Limiter la durée et l'intensité des séances de natation

Nager pendant la grossesse, oui, mais pas n’importe comment. Les règles de précaution des autres sports continuent à s’appliquer : pas d’effort trop intense ou trop long. Il ne faut pas trop se fatiguer et éviter de s’essouffler, au risque de causer des vertiges ou des évanouissements. La durée et l’intensité d’une séance de natation dépendra de votre forme physique et de vos habitudes sportives d’avant la grossesse, mais elle ne devrait pas excéder une heure d’entraînement.

Bien s'hydrater

La pratique d’une activité sportive déclenche un mécanisme de sudation pour réguler la température corporelle : on perd en eau pendant l’effort physique, même dans une piscine ! Or, pendant la grossesse, vos besoins en eau sont plus importants que jamais : il faut boire 2 litres d’eau minimum par jour et jusqu’à 2,5 litres lorsque vous faites de l’activité physique.

Consulter un professionnel de santé

Quels que soient vos antécédents de santé, vous devez être suivie par un médecin ou une sage-femme tout au long de votre grossesse. Ce sont ces professionnels de santé qui vous communiqueront les précautions à suivre, les complications à prévenir ainsi que les bonnes habitudes à adopter. Seul le professionnel de santé qui vous suit peut identifier les risques et vous recommander ou non une activité physique particulière.

Être prudente en milieu naturel

La piscine est bien sûr un lieu sans danger pour vous baigner : la qualité de l’eau est contrôlée régulièrement et le chlore ou le sel ne pose pas de problème lorsque la grossesse se déroule bien. Mais vous pouvez aussi vous baigner en milieu naturel, à condition d’être prudente. Si vous vous baignez dans la mer, choisissez une place accessible et surveillée pour plus de sécurité. Pour les lacs ou les rivières, attention aux températures ! Vous devez pouvoir rentrer dans l’eau sans peine : une eau trop chaude ou trop froide est mauvaise pour votre foetus et peut provoquer des malaises.

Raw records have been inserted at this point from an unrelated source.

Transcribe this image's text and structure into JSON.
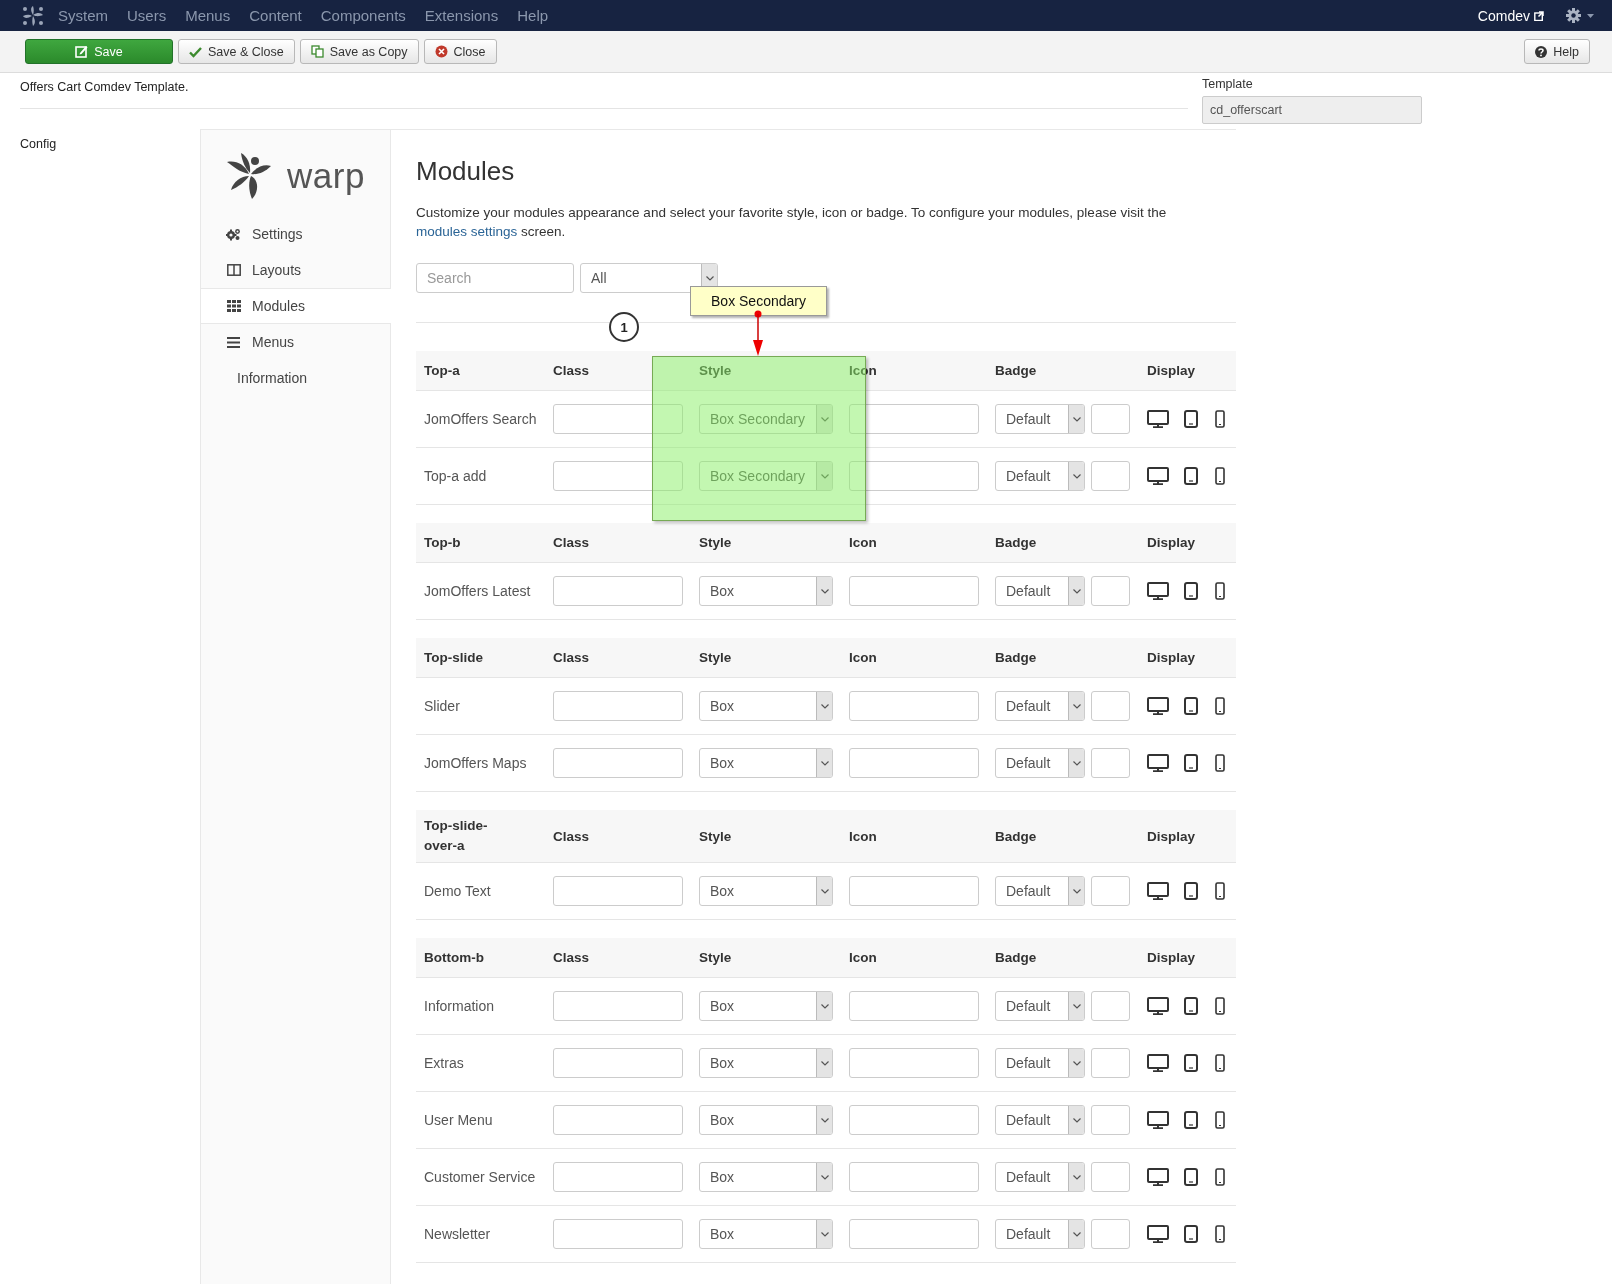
{
  "topbar": {
    "menu": [
      "System",
      "Users",
      "Menus",
      "Content",
      "Components",
      "Extensions",
      "Help"
    ],
    "user": "Comdev"
  },
  "toolbar": {
    "buttons": [
      {
        "label": "Save",
        "kind": "save"
      },
      {
        "label": "Save & Close",
        "kind": "check"
      },
      {
        "label": "Save as Copy",
        "kind": "copy"
      },
      {
        "label": "Close",
        "kind": "close"
      }
    ],
    "help": "Help"
  },
  "description": "Offers Cart Comdev Template.",
  "template_field": {
    "label": "Template",
    "value": "cd_offerscart"
  },
  "config_label": "Config",
  "sidebar": {
    "logo": "warp",
    "items": [
      {
        "label": "Settings",
        "kind": "settings",
        "selected": false
      },
      {
        "label": "Layouts",
        "kind": "layouts",
        "selected": false
      },
      {
        "label": "Modules",
        "kind": "modules",
        "selected": true
      },
      {
        "label": "Menus",
        "kind": "menus",
        "selected": false
      },
      {
        "label": "Information",
        "kind": "text",
        "selected": false
      }
    ]
  },
  "main": {
    "title": "Modules",
    "intro": "Customize your modules appearance and select your favorite style, icon or badge. To configure your modules, please visit the",
    "link": "modules settings",
    "intro_end": "screen.",
    "search": {
      "placeholder": "Search"
    },
    "filter": "All"
  },
  "groups": [
    {
      "position": "Top-a",
      "columns": [
        "Class",
        "Style",
        "Icon",
        "Badge",
        "Display"
      ],
      "modules": [
        {
          "name": "JomOffers Search",
          "style_choice": "Box Secondary",
          "badge": "Default"
        },
        {
          "name": "Top-a add",
          "style_choice": "Box Secondary",
          "badge": "Default"
        }
      ]
    },
    {
      "position": "Top-b",
      "columns": [
        "Class",
        "Style",
        "Icon",
        "Badge",
        "Display"
      ],
      "modules": [
        {
          "name": "JomOffers Latest",
          "style_choice": "Box",
          "badge": "Default"
        }
      ]
    },
    {
      "position": "Top-slide",
      "columns": [
        "Class",
        "Style",
        "Icon",
        "Badge",
        "Display"
      ],
      "modules": [
        {
          "name": "Slider",
          "style_choice": "Box",
          "badge": "Default"
        },
        {
          "name": "JomOffers Maps",
          "style_choice": "Box",
          "badge": "Default"
        }
      ]
    },
    {
      "position": "Top-slide-over-a",
      "columns": [
        "Class",
        "Style",
        "Icon",
        "Badge",
        "Display"
      ],
      "modules": [
        {
          "name": "Demo Text",
          "style_choice": "Box",
          "badge": "Default"
        }
      ]
    },
    {
      "position": "Bottom-b",
      "columns": [
        "Class",
        "Style",
        "Icon",
        "Badge",
        "Display"
      ],
      "modules": [
        {
          "name": "Information",
          "style_choice": "Box",
          "badge": "Default"
        },
        {
          "name": "Extras",
          "style_choice": "Box",
          "badge": "Default"
        },
        {
          "name": "User Menu",
          "style_choice": "Box",
          "badge": "Default"
        },
        {
          "name": "Customer Service",
          "style_choice": "Box",
          "badge": "Default"
        },
        {
          "name": "Newsletter",
          "style_choice": "Box",
          "badge": "Default"
        }
      ]
    }
  ],
  "annotation": {
    "callout": "Box Secondary",
    "step": "1"
  }
}
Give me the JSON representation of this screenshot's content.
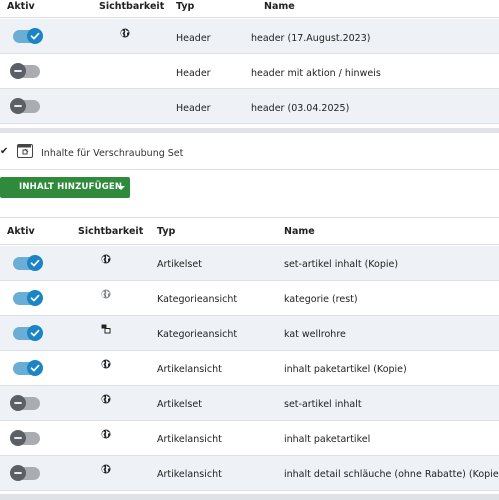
{
  "table1": {
    "columns": {
      "active": "Aktiv",
      "visibility": "Sichtbarkeit",
      "type": "Typ",
      "name": "Name"
    },
    "rows": [
      {
        "active": true,
        "visibility": "globe-icon",
        "type": "Header",
        "name": "header (17.August.2023)"
      },
      {
        "active": false,
        "visibility": "",
        "type": "Header",
        "name": "header mit aktion / hinweis"
      },
      {
        "active": false,
        "visibility": "",
        "type": "Header",
        "name": "header (03.04.2025)"
      }
    ]
  },
  "set": {
    "title": "Inhalte für Verschraubung Set",
    "add_button": "INHALT HINZUFÜGEN"
  },
  "table2": {
    "columns": {
      "active": "Aktiv",
      "visibility": "Sichtbarkeit",
      "type": "Typ",
      "name": "Name"
    },
    "rows": [
      {
        "active": true,
        "visibility": "globe-icon",
        "type": "Artikelset",
        "name": "set-artikel inhalt (Kopie)"
      },
      {
        "active": true,
        "visibility": "globe-icon-gray",
        "type": "Kategorieansicht",
        "name": "kategorie (rest)"
      },
      {
        "active": true,
        "visibility": "layers-icon",
        "type": "Kategorieansicht",
        "name": "kat wellrohre"
      },
      {
        "active": true,
        "visibility": "globe-icon",
        "type": "Artikelansicht",
        "name": "inhalt paketartikel (Kopie)"
      },
      {
        "active": false,
        "visibility": "globe-icon",
        "type": "Artikelset",
        "name": "set-artikel inhalt"
      },
      {
        "active": false,
        "visibility": "globe-icon",
        "type": "Artikelansicht",
        "name": "inhalt paketartikel"
      },
      {
        "active": false,
        "visibility": "globe-icon",
        "type": "Artikelansicht",
        "name": "inhalt detail schläuche (ohne Rabatte) (Kopie)"
      }
    ]
  },
  "colors": {
    "toggle_on": "#1a84c7",
    "toggle_off": "#5b6066",
    "add_button": "#2f8a3c",
    "row_alt": "#eef1f5"
  }
}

Se renseigner sur la qualité de l'eau

Si vous vous trouvez dans une zone où la baignade est sûre et que la qualité de l'eau est très bonne au moment de votre visite, vous pouvez vous baigner sans hésiter. En été, les algues bleues, les bactéries E. coli ou Vibrio peuvent se multiplier dans les eaux stagnantes. Une infection par ces dernières peut entraîner des diarrhées, des frissons et de la fièvre, par exemple, voire une septicémie chez les personnes immunodéprimées. Renseignez-vous donc toujours à l'avance sur les éventuelles alertes à la baignade et prenez-les au sérieux.

Ne jamais se baigner seule

Même dans les eaux naturelles, il ne faut jamais se baigner seule enceinte, mais toujours avoir à ses côtés un adulte qui peut vous aider en cas d'urgence. Faites particulièrement attention aux courants et aux marées.

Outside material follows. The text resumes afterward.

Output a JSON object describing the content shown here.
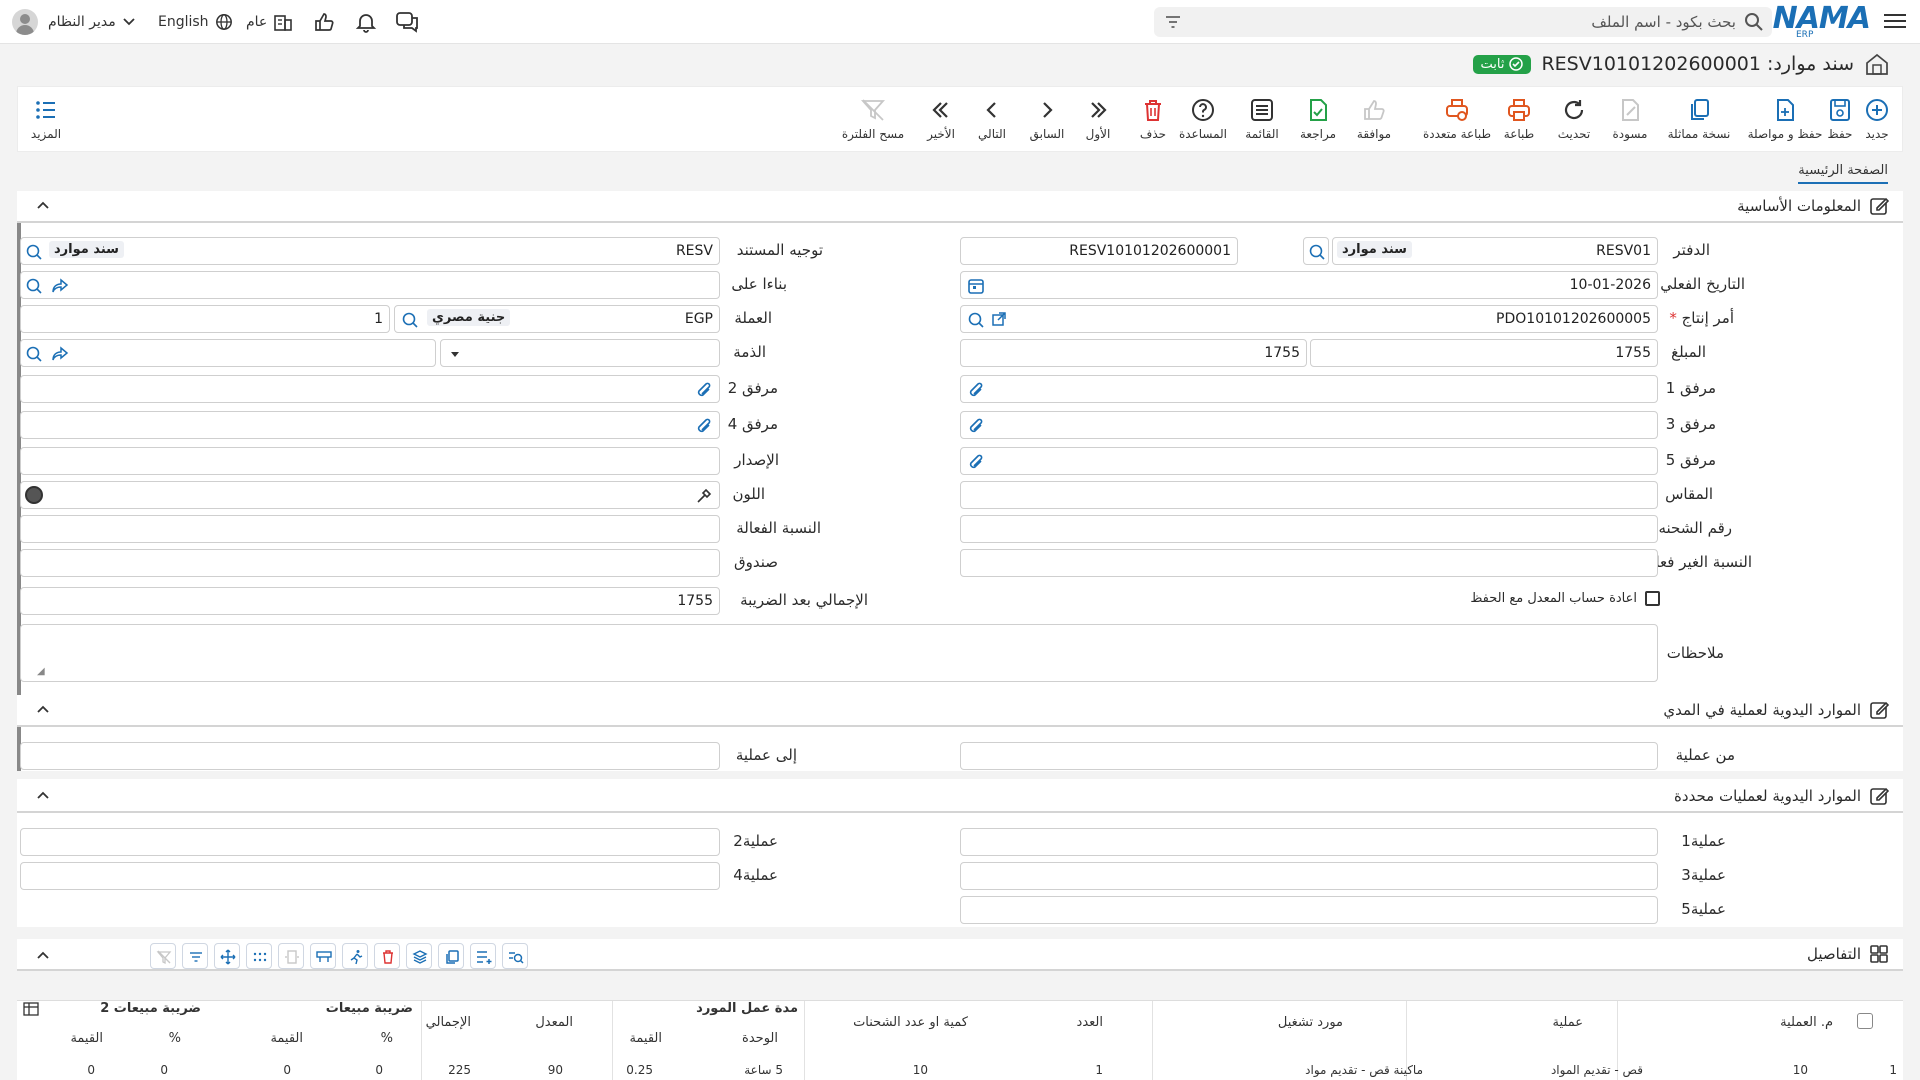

Éviter les jacuzzis, les bains thermaux et les saunas

Les bactéries et les champignons se développent dans les jacuzzis car ils sont remplis d'eau chaude, ce qui constitue un environnement idéal pour leur multiplication rapide. L'eau elle-même n'est pas souvent renouvelée. Comme la défense immunitaire locale de la flore vaginale est affaiblie par les hormones de grossesse, un bain dans un jacuzzi peut entraîner une infection fongique. Les femmes enceintes doivent l'éviter de toute urgence, en particulier au cours du premier trimestre.

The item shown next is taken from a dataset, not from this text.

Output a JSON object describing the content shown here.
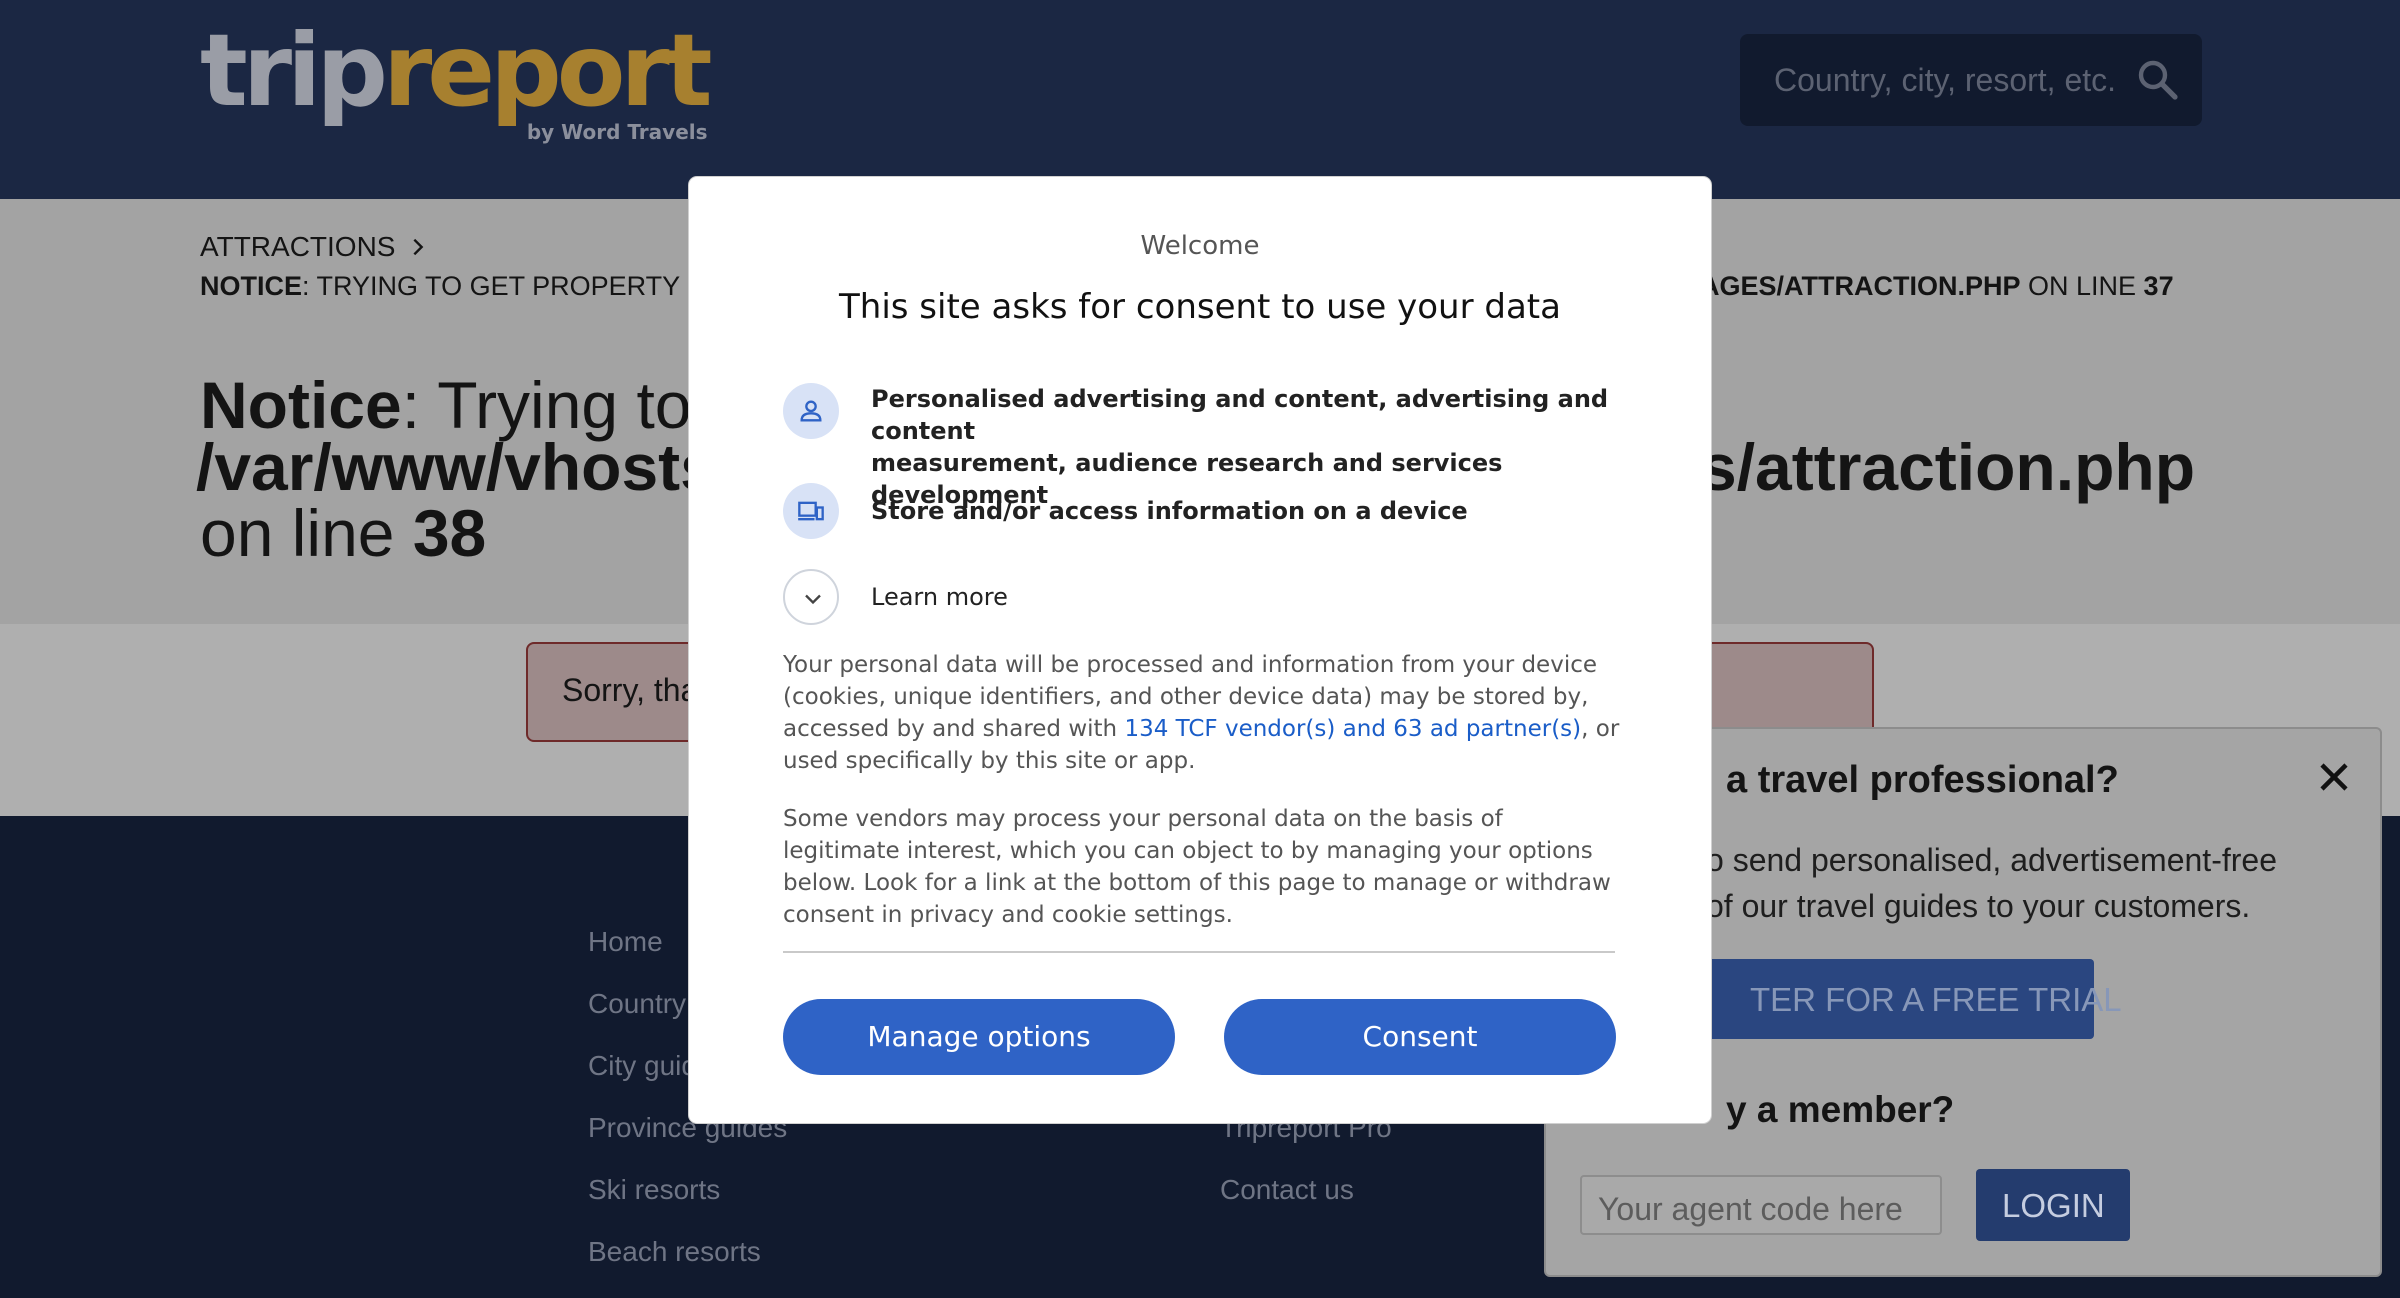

Tout ce qui peut affecter votre circulation ou qui implique des températures élevées doit être traité avec prudence. Les bains thermaux en font partie. En ce qui concerne les saunas, par exemple, un sauna finlandais à 90 degrés est à éviter pour les femmes enceintes. Mieux vaut opter pour un sauna bio (plus doux) ou un hammam et ne faire que de courtes séances, à condition d'avoir été une adepte du sauna avant la grossesse. Vous devriez également éviter la piscine froide et vous rafraîchir après la séance de sauna avec un jet d’eau ou une douche. Commencez par les pieds et les mains, puis les jambes et les bras, et enfin le dos et le ventre. Vous devez faire des pauses suffisantes entre les différentes séances de chaleur ou de froid. Allez-y doucement pour protéger votre circulation, votre corps et votre bouchon muqueux que les glandes du col de l'utérus forment au début de la grossesse.

Adopter une bonne hygiène après la baignade

Après la baignade, il est important de bien se rincer à l'eau claire et d'hydrater sa peau pour limiter les effets irritants du chlore.